The study of human anatomy has a long history, mainly motivated by surgery and therapeutics. As we discuss above, it is currently more detailed and complete than mouse anatomy, so work to increase the accuracy and coverage of mouse anatomy will greatly assist in making accurate and meaningful mappings between the two species. The development of new imaging technologies, such as MRI, CT, SPECT, PET, two photon tomography (STP) (Ragan et al. 2012), light sheet microscopy (Stelzer et al. 2021) and experimental procedures such as CLARITY, 3DISCO and CUBIC (Ueda et al. 2020) have not only improved our knowledge of mouse anatomy but, in a sense, have turned anatomical investigations inside out. Traditionally human anatomy proceeded from the outside-in. Contemporary investigations can increasingly proceed from the inside-out (Standring 2016) and we are entering a new phase in the description and understanding of anatomy, where mouse anatomical studies may inform those in humans rather than vice versa.

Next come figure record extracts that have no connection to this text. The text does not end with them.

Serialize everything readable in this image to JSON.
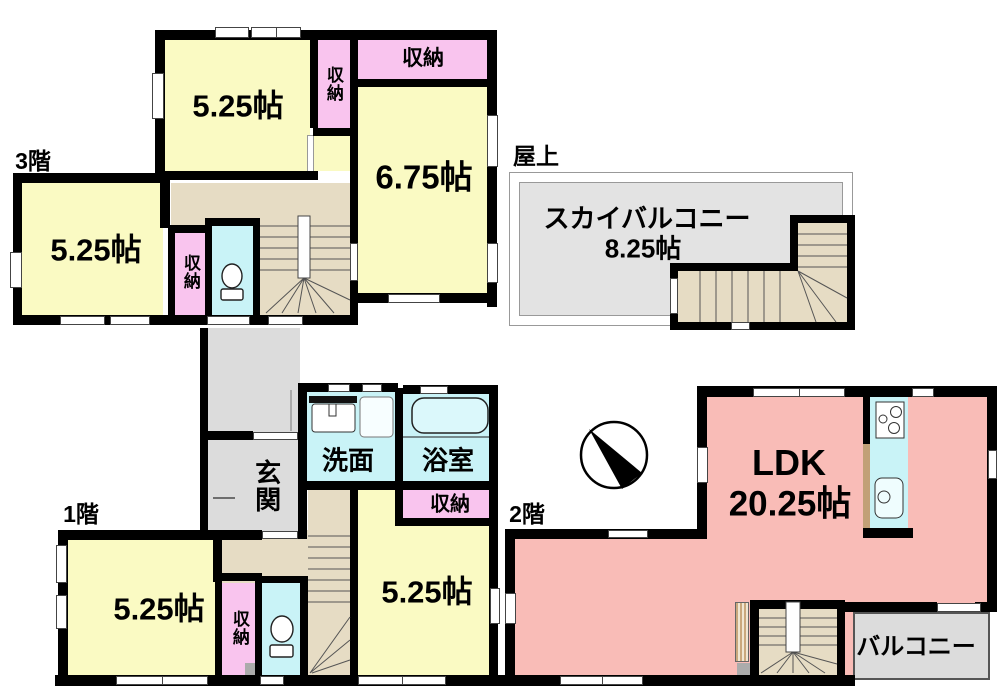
{
  "floors": {
    "third": {
      "label": "3階",
      "room_top": "5.25帖",
      "room_right": "6.75帖",
      "room_left": "5.25帖",
      "storage": "収納"
    },
    "roof": {
      "label": "屋上",
      "sky_balcony_name": "スカイバルコニー",
      "sky_balcony_size": "8.25帖"
    },
    "first": {
      "label": "1階",
      "entrance": "玄関",
      "washroom": "洗面",
      "bathroom": "浴室",
      "storage": "収納",
      "room_left": "5.25帖",
      "room_right": "5.25帖"
    },
    "second": {
      "label": "2階",
      "ldk_name": "LDK",
      "ldk_size": "20.25帖",
      "balcony": "バルコニー"
    }
  },
  "colors": {
    "room_yellow": "#FAFAC3",
    "storage_pink": "#F9C4EE",
    "wet_area_cyan": "#C9F3F7",
    "ldk_salmon": "#F9BCB7",
    "stairs_beige": "#E6DCC4",
    "outdoor_gray": "#DCDCDC",
    "sky_balcony_gray": "#E3E3E3",
    "wall_black": "#000000",
    "kitchen_counter_tan": "#C2A077"
  }
}
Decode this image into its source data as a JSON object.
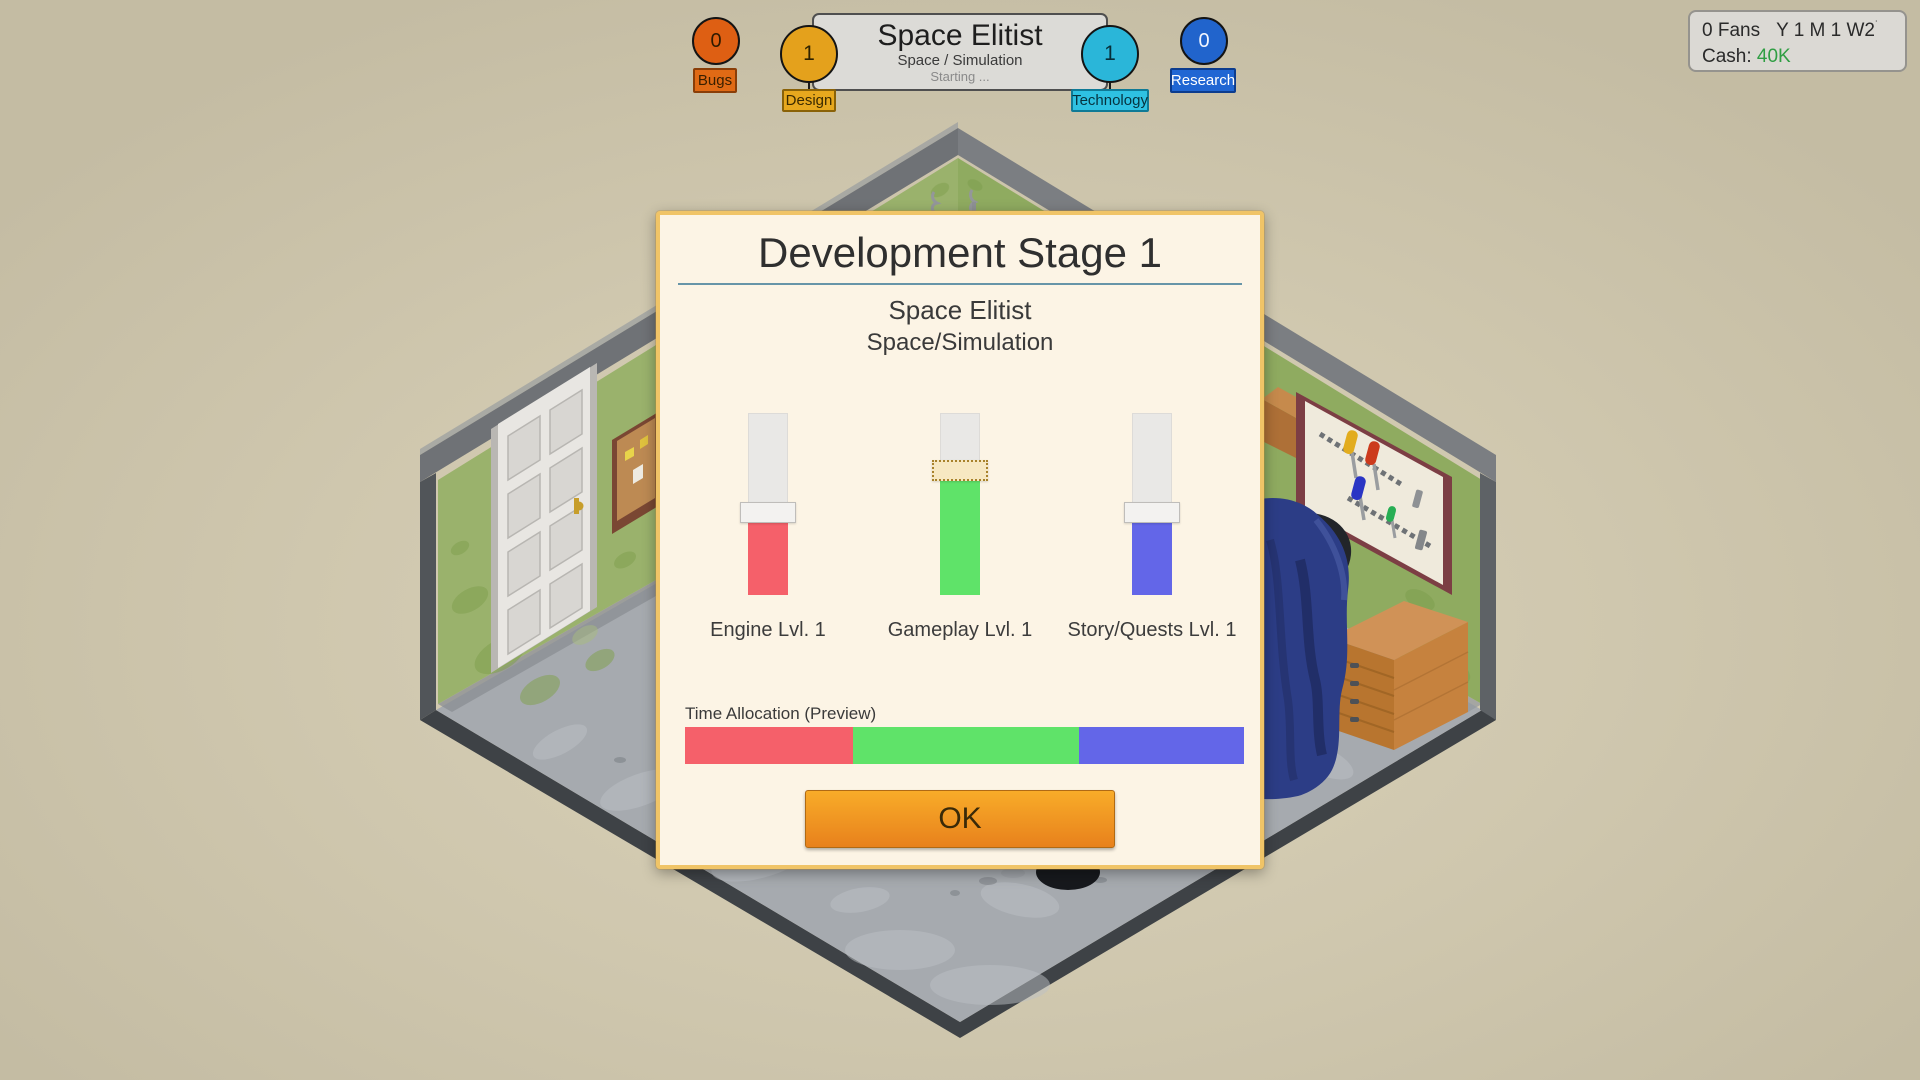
{
  "header": {
    "game_panel": {
      "title": "Space Elitist",
      "genre": "Space / Simulation",
      "status": "Starting ..."
    },
    "indicators": [
      {
        "id": "bugs",
        "label": "Bugs",
        "value": "0",
        "circle_color": "#DE5F13",
        "badge_bg": "#E06A15",
        "badge_border": "#8A3E08",
        "text_color": "#3A2000",
        "value_color": "#2E1A00"
      },
      {
        "id": "design",
        "label": "Design",
        "value": "1",
        "circle_color": "#E4A11C",
        "badge_bg": "#E7A81E",
        "badge_border": "#8A6208",
        "text_color": "#3A2A00",
        "value_color": "#2E2200"
      },
      {
        "id": "technology",
        "label": "Technology",
        "value": "1",
        "circle_color": "#2AB6D9",
        "badge_bg": "#2EC1E2",
        "badge_border": "#0F7A96",
        "text_color": "#06323E",
        "value_color": "#062E38"
      },
      {
        "id": "research",
        "label": "Research",
        "value": "0",
        "circle_color": "#2164CC",
        "badge_bg": "#2066D3",
        "badge_border": "#0C3C8E",
        "text_color": "#FFFFFF",
        "value_color": "#F2F6FF"
      }
    ]
  },
  "hud": {
    "fans": "0 Fans",
    "date": "Y 1 M 1 W2",
    "date_tick": "˙",
    "cash_label": "Cash:",
    "cash_value": "40K",
    "cash_color": "#2F9E43"
  },
  "modal": {
    "title": "Development Stage 1",
    "game_title": "Space Elitist",
    "game_genre": "Space/Simulation",
    "sliders": [
      {
        "label": "Engine Lvl. 1",
        "color": "#F5606A",
        "value_pct": 45,
        "focused": false
      },
      {
        "label": "Gameplay Lvl. 1",
        "color": "#5FE369",
        "value_pct": 71,
        "focused": true
      },
      {
        "label": "Story/Quests Lvl. 1",
        "color": "#6366E8",
        "value_pct": 45,
        "focused": false
      }
    ],
    "time_allocation": {
      "label": "Time Allocation (Preview)",
      "segments": [
        {
          "name": "engine",
          "color": "#F5606A",
          "pct": 30.0
        },
        {
          "name": "gameplay",
          "color": "#5FE369",
          "pct": 40.4
        },
        {
          "name": "story",
          "color": "#6366E8",
          "pct": 29.6
        }
      ]
    },
    "ok_label": "OK"
  }
}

Added to this is the increasing awareness of anatomically definable functional units which do not have morphologically explicit physical boundaries and structures at a macro-scale, yet can be demonstrated through high resolution molecular, imaging and functional techniques, has changed some of our concepts of what anatomy actually is, for example the brain connectome and the identification of the angiome (D'Angelo and Jirsa 2022; Taylor and Palmer 1987).

Integration of cellular and tissue anatomy is a topic we have not addressed in this commentary, but multiscale integration of anatomy is crucial to the generation of the virtual physiome (Hoekstra et al. 2018; Kokash and de Bono 2021) and much work is proceeding to make this computationally coherent in support of modelling physiological processes, which in turn allows for comparison of abnormal processes between species.

Finally, the need for training in these rapidly developing fields will be important in implementing the advantages gained from improved comparative anatomy between mice and humans, and training courses aimed at a new generation of investigators are under development in the community (Ruberte et al. 2020).